The Veggie Burger Mix:
Drain and rinse both cans of beans. Transfer the beans to a food processor and pulse in 1-second bursts just until the beans are roughly chopped — you do not want the beans to become mush — 8 to 10 pulses. Transfer beans to a large mixing bowl. Add the shredded beets, cooked rice, dried onions and garlic, smoked paprika, mustard, cumin, coriander, and thyme to the bowl with the beans. Mix all the ingredients until combined. Taste the mixture and add salt and pepper to taste. Add egg and mix well. Finally, add oats and mix until you no longer see any dry oatmeal.

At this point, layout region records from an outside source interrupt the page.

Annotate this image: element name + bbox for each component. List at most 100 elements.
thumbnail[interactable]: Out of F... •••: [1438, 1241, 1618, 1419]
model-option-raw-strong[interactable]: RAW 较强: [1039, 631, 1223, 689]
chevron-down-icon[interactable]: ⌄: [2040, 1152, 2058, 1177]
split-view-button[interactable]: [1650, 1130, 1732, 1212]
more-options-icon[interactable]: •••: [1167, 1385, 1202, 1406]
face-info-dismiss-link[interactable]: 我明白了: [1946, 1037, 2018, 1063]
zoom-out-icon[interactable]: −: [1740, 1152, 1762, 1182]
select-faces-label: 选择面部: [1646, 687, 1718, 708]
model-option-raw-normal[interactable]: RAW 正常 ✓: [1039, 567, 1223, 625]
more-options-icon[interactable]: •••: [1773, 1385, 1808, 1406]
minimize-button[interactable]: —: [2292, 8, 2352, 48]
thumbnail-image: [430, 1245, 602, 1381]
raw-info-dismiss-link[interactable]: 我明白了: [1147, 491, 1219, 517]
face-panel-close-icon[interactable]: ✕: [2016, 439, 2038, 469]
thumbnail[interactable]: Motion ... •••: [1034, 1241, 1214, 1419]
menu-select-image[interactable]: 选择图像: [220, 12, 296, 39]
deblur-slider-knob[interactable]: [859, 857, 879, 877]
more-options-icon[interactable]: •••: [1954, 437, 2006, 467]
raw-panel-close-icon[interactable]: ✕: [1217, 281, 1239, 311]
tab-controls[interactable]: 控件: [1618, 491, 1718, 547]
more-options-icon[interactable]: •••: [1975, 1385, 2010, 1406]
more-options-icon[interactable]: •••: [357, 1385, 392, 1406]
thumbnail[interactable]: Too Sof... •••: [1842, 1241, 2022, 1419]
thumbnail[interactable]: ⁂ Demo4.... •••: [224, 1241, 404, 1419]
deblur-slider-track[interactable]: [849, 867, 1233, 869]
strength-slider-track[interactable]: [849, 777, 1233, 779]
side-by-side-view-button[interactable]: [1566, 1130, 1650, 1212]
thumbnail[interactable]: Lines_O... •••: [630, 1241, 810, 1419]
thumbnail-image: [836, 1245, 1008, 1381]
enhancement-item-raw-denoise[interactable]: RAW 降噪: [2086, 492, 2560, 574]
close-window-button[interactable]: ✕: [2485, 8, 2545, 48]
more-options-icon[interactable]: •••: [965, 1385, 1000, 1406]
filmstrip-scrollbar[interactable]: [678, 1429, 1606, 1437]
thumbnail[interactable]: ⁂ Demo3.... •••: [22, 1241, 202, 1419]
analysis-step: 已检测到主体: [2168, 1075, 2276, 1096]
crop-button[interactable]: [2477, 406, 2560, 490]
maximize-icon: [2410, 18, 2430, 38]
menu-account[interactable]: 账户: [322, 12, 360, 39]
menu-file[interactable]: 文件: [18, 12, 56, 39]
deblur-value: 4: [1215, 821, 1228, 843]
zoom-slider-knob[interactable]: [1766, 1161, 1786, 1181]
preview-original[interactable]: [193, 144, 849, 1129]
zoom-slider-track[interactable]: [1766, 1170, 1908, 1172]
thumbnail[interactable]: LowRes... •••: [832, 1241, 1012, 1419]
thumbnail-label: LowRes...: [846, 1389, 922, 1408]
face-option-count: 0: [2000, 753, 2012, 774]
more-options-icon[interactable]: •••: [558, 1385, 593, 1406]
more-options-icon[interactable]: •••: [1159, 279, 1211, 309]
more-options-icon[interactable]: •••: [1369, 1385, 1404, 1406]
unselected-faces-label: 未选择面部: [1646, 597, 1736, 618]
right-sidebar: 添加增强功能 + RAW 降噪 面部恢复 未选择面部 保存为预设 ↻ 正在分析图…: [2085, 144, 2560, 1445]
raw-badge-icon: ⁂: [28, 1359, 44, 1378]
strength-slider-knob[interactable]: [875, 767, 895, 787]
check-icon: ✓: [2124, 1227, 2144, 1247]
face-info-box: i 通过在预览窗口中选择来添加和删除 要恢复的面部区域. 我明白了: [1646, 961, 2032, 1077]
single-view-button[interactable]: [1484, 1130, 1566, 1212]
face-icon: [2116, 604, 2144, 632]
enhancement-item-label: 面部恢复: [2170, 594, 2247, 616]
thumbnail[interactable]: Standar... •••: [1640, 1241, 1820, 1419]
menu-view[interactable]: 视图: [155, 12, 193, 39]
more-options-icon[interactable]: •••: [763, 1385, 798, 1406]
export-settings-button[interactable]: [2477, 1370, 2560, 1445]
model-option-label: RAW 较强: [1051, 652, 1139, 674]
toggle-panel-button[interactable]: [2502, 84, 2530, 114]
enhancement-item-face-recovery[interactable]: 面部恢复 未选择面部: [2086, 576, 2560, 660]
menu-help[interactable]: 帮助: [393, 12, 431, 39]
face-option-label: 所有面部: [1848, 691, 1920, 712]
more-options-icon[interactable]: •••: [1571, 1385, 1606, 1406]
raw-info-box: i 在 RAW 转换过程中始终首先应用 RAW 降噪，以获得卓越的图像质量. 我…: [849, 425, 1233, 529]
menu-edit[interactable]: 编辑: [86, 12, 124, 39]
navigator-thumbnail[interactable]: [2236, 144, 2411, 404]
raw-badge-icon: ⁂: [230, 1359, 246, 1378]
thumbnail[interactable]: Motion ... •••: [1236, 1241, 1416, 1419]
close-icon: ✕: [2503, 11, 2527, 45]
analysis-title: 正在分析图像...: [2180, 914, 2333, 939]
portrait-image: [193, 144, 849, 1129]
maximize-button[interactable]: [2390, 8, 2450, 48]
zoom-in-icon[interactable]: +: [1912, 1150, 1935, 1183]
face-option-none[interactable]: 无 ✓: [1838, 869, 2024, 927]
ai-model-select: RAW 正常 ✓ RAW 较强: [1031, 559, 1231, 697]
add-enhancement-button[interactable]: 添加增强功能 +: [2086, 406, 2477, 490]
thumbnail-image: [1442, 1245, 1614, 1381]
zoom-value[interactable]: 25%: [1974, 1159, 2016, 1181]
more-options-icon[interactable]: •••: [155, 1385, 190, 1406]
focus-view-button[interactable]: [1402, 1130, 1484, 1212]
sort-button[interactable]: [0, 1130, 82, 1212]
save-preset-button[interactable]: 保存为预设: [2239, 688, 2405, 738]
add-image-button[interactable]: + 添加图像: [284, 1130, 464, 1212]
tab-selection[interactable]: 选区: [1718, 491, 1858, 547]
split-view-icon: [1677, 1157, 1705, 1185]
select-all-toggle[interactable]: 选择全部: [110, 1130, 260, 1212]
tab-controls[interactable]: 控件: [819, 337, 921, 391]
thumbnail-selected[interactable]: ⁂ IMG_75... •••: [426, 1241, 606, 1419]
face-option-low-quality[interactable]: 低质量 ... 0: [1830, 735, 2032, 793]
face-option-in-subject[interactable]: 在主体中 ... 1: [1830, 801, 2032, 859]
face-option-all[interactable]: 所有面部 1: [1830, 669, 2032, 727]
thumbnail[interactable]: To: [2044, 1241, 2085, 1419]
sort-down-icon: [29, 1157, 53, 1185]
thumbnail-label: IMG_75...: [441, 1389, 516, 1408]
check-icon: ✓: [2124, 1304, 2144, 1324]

Loosely cover the bowl with wax paper or foil and refrigerate over night. The mix can also be kept refrigerated for up to three days before cooking.
Making the Burgers:
Scoop up about a scant cup of the burger mixture and shape it between your palms into a thick patty the size of your hamburger buns. You should end up with 6 large patties approximately 6 ounces each.
Heat a large cast iron skillet over high heat. Add a few tablespoons of vegetable oil to completely coat the bottom of the pan. Cook the patties for 3 to 4 minutes, then flip them. There should be a good crust formed on the cooked side. Cook for another 3 to 4 minutes, then cover the pan and reduce the heat to medium-low. Cook for 4 more minutes until the patties are warmed through. Place a slice of cheese over the burgers in the last minute or two of cooking if you’re adding it.
Serve the veggie burgers on a firm, lightly toasted burger buns with some fresh greens. Sprouts are also very tasty topping these burgers.
Because of the tendency for veggie burger to sometimes fall apart, you will probably be more successful cooking these indoors in a cast iron skillet. However, I have been successful cooking these on an outdoor grill by simply using a flat cast iron griddle on my gas grill. A large cast iron skillet would also work on a grill.